宴清頓了頓又道,“他見到這隻鴿子便知道我們安然無事,只要有一天沒有見到,便代表我們出事了。”
許靈竹有些驚訝又有些不信,“有這麼神奇?如果這隻鴿子沿途被人抓來烤了吃,或者下大雨這鴿子沒法行動呢?”
宴清:“……被抓來烤了吃的人應該除了你沒人會做這樣的事情。”
不要以為他沒看見許靈竹邊說嘴角邊留下來的哈喇子。
許靈竹的確有些饞烤乳鴿了。
她尷尬地清了清嗓子,“呵呵,我開玩笑的。
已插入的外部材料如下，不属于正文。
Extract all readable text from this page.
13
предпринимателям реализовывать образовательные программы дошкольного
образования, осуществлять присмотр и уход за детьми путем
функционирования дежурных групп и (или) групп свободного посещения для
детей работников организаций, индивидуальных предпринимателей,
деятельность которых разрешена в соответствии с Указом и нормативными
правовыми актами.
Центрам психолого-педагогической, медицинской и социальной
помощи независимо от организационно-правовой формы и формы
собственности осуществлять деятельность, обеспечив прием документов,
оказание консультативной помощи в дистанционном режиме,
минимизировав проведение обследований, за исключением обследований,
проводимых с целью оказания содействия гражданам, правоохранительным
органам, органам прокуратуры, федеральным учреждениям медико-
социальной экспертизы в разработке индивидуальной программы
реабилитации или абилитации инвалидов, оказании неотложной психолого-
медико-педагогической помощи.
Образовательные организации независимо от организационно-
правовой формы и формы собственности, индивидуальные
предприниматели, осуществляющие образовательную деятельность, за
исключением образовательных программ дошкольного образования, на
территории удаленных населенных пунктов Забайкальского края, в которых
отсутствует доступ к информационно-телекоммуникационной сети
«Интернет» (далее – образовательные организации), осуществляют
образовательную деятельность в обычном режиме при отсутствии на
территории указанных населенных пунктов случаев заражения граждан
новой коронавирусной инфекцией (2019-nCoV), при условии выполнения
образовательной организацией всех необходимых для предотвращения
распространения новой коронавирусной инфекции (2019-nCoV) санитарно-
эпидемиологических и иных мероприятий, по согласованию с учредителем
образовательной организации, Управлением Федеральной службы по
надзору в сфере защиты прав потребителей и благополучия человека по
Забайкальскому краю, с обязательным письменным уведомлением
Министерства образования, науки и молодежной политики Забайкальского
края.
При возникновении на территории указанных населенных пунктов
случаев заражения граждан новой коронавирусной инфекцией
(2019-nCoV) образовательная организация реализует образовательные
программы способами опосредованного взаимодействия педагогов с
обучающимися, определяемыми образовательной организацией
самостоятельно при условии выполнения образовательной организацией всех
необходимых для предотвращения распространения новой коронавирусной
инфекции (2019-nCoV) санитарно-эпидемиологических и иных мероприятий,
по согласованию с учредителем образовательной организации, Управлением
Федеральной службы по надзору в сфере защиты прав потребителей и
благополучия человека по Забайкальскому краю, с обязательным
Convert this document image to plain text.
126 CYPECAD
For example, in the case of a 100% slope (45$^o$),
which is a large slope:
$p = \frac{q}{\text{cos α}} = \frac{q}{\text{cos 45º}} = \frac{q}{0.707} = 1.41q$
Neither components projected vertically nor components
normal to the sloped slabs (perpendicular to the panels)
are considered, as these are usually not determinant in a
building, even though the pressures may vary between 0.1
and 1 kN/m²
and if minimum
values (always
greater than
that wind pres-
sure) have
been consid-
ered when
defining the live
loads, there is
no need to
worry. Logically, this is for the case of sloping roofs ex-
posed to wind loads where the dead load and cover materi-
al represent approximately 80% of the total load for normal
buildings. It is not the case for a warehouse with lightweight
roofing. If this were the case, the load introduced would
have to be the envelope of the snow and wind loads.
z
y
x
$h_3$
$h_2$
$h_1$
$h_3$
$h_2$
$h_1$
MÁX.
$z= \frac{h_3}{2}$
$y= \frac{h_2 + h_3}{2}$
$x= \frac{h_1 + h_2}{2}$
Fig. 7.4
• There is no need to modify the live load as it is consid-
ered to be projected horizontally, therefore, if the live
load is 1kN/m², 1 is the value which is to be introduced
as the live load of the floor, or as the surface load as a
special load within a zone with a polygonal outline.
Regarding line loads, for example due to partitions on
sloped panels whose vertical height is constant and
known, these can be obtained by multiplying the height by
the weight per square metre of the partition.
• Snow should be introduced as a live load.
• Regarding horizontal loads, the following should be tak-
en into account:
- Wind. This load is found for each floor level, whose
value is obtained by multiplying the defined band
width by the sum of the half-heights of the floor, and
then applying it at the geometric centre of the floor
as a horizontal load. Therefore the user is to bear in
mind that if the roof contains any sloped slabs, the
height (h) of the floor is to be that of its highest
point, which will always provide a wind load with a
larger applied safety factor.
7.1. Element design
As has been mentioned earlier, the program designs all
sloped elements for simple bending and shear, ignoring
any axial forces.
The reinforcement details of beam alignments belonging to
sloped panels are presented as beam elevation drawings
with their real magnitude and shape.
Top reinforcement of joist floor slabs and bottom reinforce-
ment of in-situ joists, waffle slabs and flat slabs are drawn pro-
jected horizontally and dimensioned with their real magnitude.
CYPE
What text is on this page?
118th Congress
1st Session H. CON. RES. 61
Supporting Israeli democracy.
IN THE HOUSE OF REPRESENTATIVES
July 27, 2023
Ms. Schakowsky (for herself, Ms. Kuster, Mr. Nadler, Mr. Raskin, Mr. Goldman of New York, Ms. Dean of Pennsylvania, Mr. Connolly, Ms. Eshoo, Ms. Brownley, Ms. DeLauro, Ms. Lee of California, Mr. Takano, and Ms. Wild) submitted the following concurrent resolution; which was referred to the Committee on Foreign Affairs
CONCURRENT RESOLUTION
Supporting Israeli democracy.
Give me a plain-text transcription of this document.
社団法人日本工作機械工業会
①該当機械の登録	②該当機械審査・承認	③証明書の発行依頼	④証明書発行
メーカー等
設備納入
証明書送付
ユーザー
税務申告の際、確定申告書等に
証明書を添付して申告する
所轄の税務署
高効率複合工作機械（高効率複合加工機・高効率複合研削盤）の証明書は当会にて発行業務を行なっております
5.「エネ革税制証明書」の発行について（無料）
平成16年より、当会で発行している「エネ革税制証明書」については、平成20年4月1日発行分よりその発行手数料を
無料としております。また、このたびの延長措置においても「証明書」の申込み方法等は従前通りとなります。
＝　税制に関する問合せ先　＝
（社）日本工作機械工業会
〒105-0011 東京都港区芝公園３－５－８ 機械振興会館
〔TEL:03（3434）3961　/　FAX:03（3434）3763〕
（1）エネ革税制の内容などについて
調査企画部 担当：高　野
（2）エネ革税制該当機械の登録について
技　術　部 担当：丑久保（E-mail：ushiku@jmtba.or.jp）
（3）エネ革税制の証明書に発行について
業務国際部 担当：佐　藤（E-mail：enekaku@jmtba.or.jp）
”
宴清覺得她並沒有在開玩笑。
看來之後放信鴿的時候得揹著許靈竹了。
“對了,跟秦大哥說一聲,我估計要多待些時日才能回去。”
方才接了那位沈大夫的帖子,又答應了對方,不能不去。
可是秦穹的意思是最多三日便要回去。
想起那張黑如鍋底的俊臉,許靈竹登時一個頭兩個大了。
她本以為宴清會幫著秦穹極力勸阻自己,沒想到這小子立馬點頭如搗蒜。
“好啊好啊,我也想晚些回去,在外面玩多自在啊。”
“啊?”許靈竹目瞪口呆,“你不怕秦大哥到時候生我們的氣?”
宴清依舊笑呵呵的,一雙大眼睛甚至隱隱發亮,“我已經好久沒看到他生過氣了”
許靈竹:“……”
大哥,你怕不是腦門被夾了個坑?
想惹秦穹發火可別帶上自己,怕死謝謝。
許靈竹這頭戰戰兢兢地度過了三天忙碌又充實的日子。
眼見著老鏢頭的情況日漸好轉,清醒的時候越來越多,說話的時間也越來越長,鄭媛媛感激地不知如何是好,就差拉著許靈竹義結金蘭了。
這日見外面陽光甚好,許靈竹忽然想到一個主意。
她拉著小翠和宴清來到街上,買了些讓人看不懂的東西,隨即又回到鄭家的柴房,挑選了些結實的木棍,便開始坐下來“乒乒乓乓”地搗鼓起東西來了。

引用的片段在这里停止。